Partecipare ad uno spettacolo di Marco Paolini è una lunga emozione: un viaggio nella memoria, nella vita e nella morte, da condividere con un compagno d'eccezione. E nessuno può sottrarsi al fascino del racconto: anche i più giovani, che affollavano il Teatro della Corte, l'altra sera, sono rimasti incantati per quasi due ore dal sortilegio del narratore, che si presenta in scena vestito alla buona e con la barba incolta, proprio come un viaggiatore reduce da una faticosa avventura in paesi lontani.

Il palcoscenico è spoglio: solo una carta geografica e un trenino che il giovane Marco Austeri, il maestrino di scena, dispone sul proscenio allineando con cura locomotiva e vetture. Il treno è, infatti, l'elemento chiave: simbolo del viaggio e passione personale dell'attore. Poi il "maestrino" si mette alla macchina da scrivere, in un angolo. E' l'antico cronista, come quello che scriveva al seguito di Alessandro Magno, ma usa naturalmente mezzi moderni.

Lo spettacolo, intitolato "Il Sergente", si ispira al romanzo di Mario Rigoni Stern "Il sergente nella neve". Ma a Paolini non è bastata la lettura: ha voluto lui stesso ripercorrere in treno il viaggio verso il Don, attraverso la Polonia e l'Ucraina, che racconta mescolando lingua e dialetto, ora con compassione verso i deboli, ora con comica baldanza. Questa volta non c'è la denuncia, così consueta nei racconti di Paolini, ma c'è comunque la condanna implicita di tutte le guerre, di tutte le follie dittatoriali che trascinano i poveri cristi nei più spaventosi massacri.

E fa una citazione colta: come Il Sergente riuscì a portare in salvo, attraverso le sterminate pianure della Russia i 55 uomini, dei quali era rimasto a capo, così più di duemila anni prima il greco Senofonte, come racconta nell'Anabasi, riuscì a condurre i suoi soldati dal centro dell'Asia Minore sino alla salvezza. Entrambe furono spedizioni sfortunate, entrambe sono testimoniate in pagine scritte.

Ma, al di là della citazione, l'originalità dello spettacolo consiste nell'intreccio sapiente che Paolini ha fatto tra il suo attuale viaggio in treno verso il Don e lo storico ritorno dal Don dell'esercito italiano, costretto alla ritirata tra le steminate pianure russe coperte di neve, nell'inverno del 1942-43.

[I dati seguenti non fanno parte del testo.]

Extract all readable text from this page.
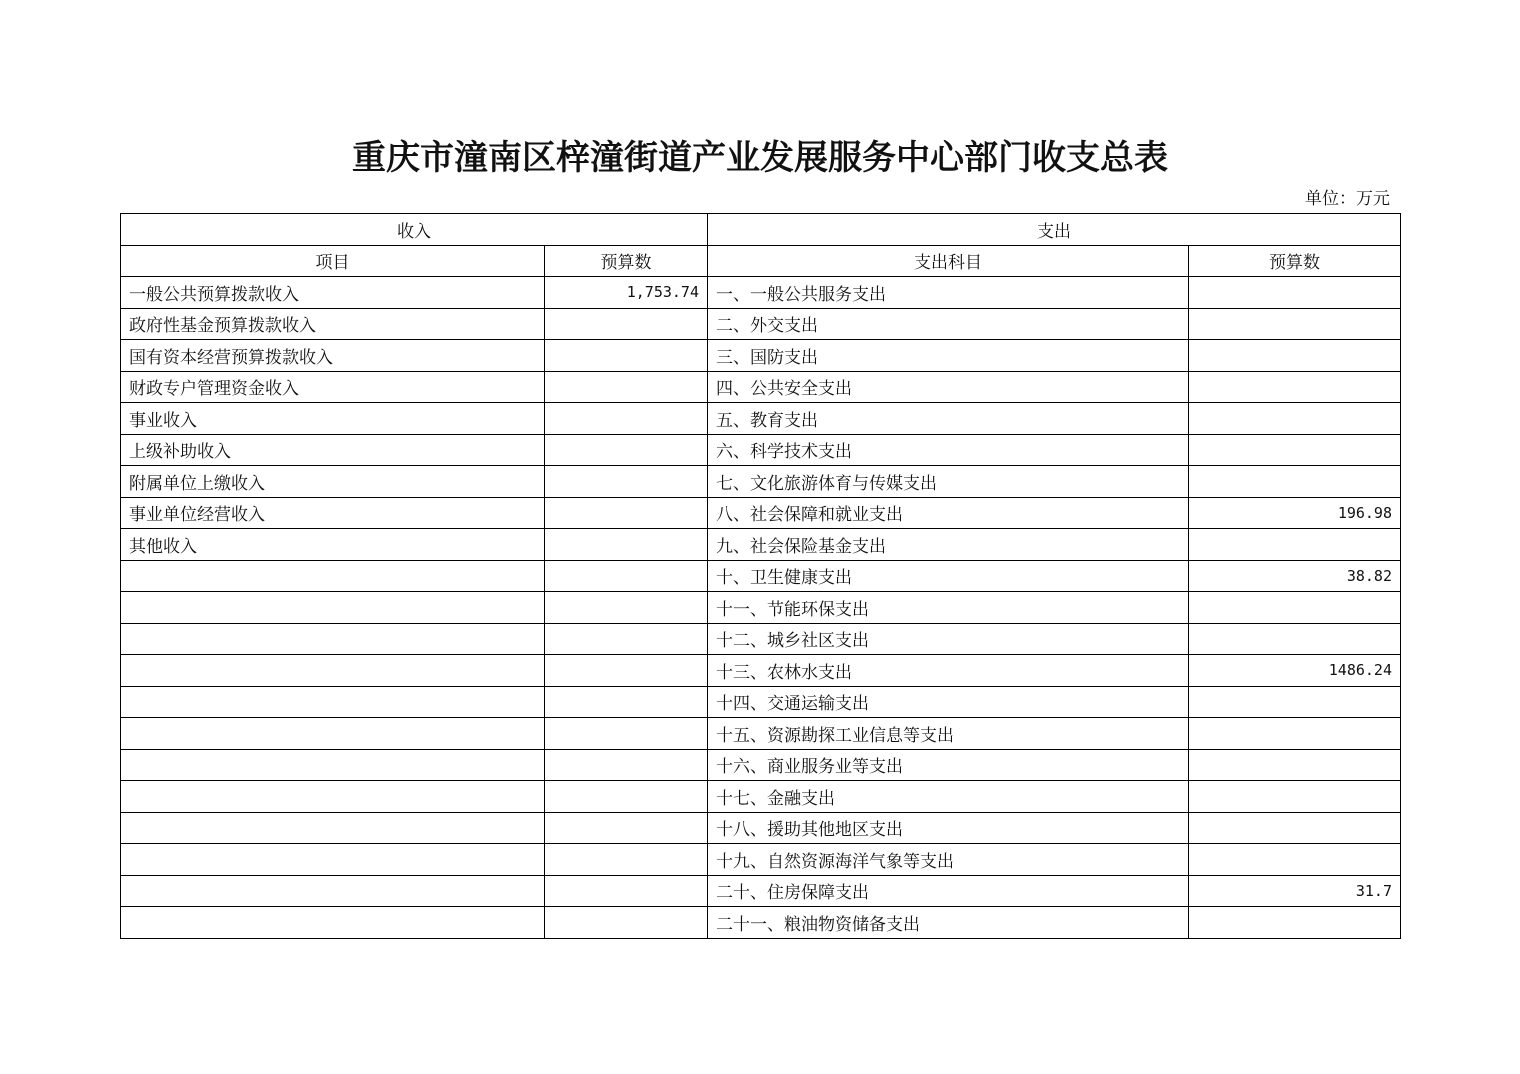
重庆市潼南区梓潼街道产业发展服务中心部门收支总表
单位：万元
收入		支出	
项目	预算数	支出科目	预算数
一般公共预算拨款收入	1,753.74	一、一般公共服务支出	
政府性基金预算拨款收入		二、外交支出	
国有资本经营预算拨款收入		三、国防支出	
财政专户管理资金收入		四、公共安全支出	
事业收入		五、教育支出	
上级补助收入		六、科学技术支出	
附属单位上缴收入		七、文化旅游体育与传媒支出	
事业单位经营收入		八、社会保障和就业支出	196.98
其他收入		九、社会保险基金支出	
		十、卫生健康支出	38.82
		十一、节能环保支出	
		十二、城乡社区支出	
		十三、农林水支出	1486.24
		十四、交通运输支出	
		十五、资源勘探工业信息等支出	
		十六、商业服务业等支出	
		十七、金融支出	
		十八、援助其他地区支出	
		十九、自然资源海洋气象等支出	
		二十、住房保障支出	31.7
		二十一、粮油物资储备支出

E in questo allontanarsi di presente e di passato il racconto si colora di piccole notazioni, spesso anche comiche, talvolta arricchite dal dialetto: infatti la commedia, che si svolge negli inaccessibili treni russi con lo sfondo della gente, che si addormenta tra montagne di fagotti in attesa paziente, fa da contrappunto alla tragedia della ritirata "nel buio".

La bravura del narratore è evidente, sia nella scelta degli spunti, sia nella scansione dei ritmi, che si creano in sintonia col respiro e coi visi del pubblico, sui quali si scagliano a volte le luci intense dei fari di scena in un reciproco scambio di punti di vista. Il tutto sembra facile, spontaneo, familiare, e non lo è. E il segreto dei grandi interpreti.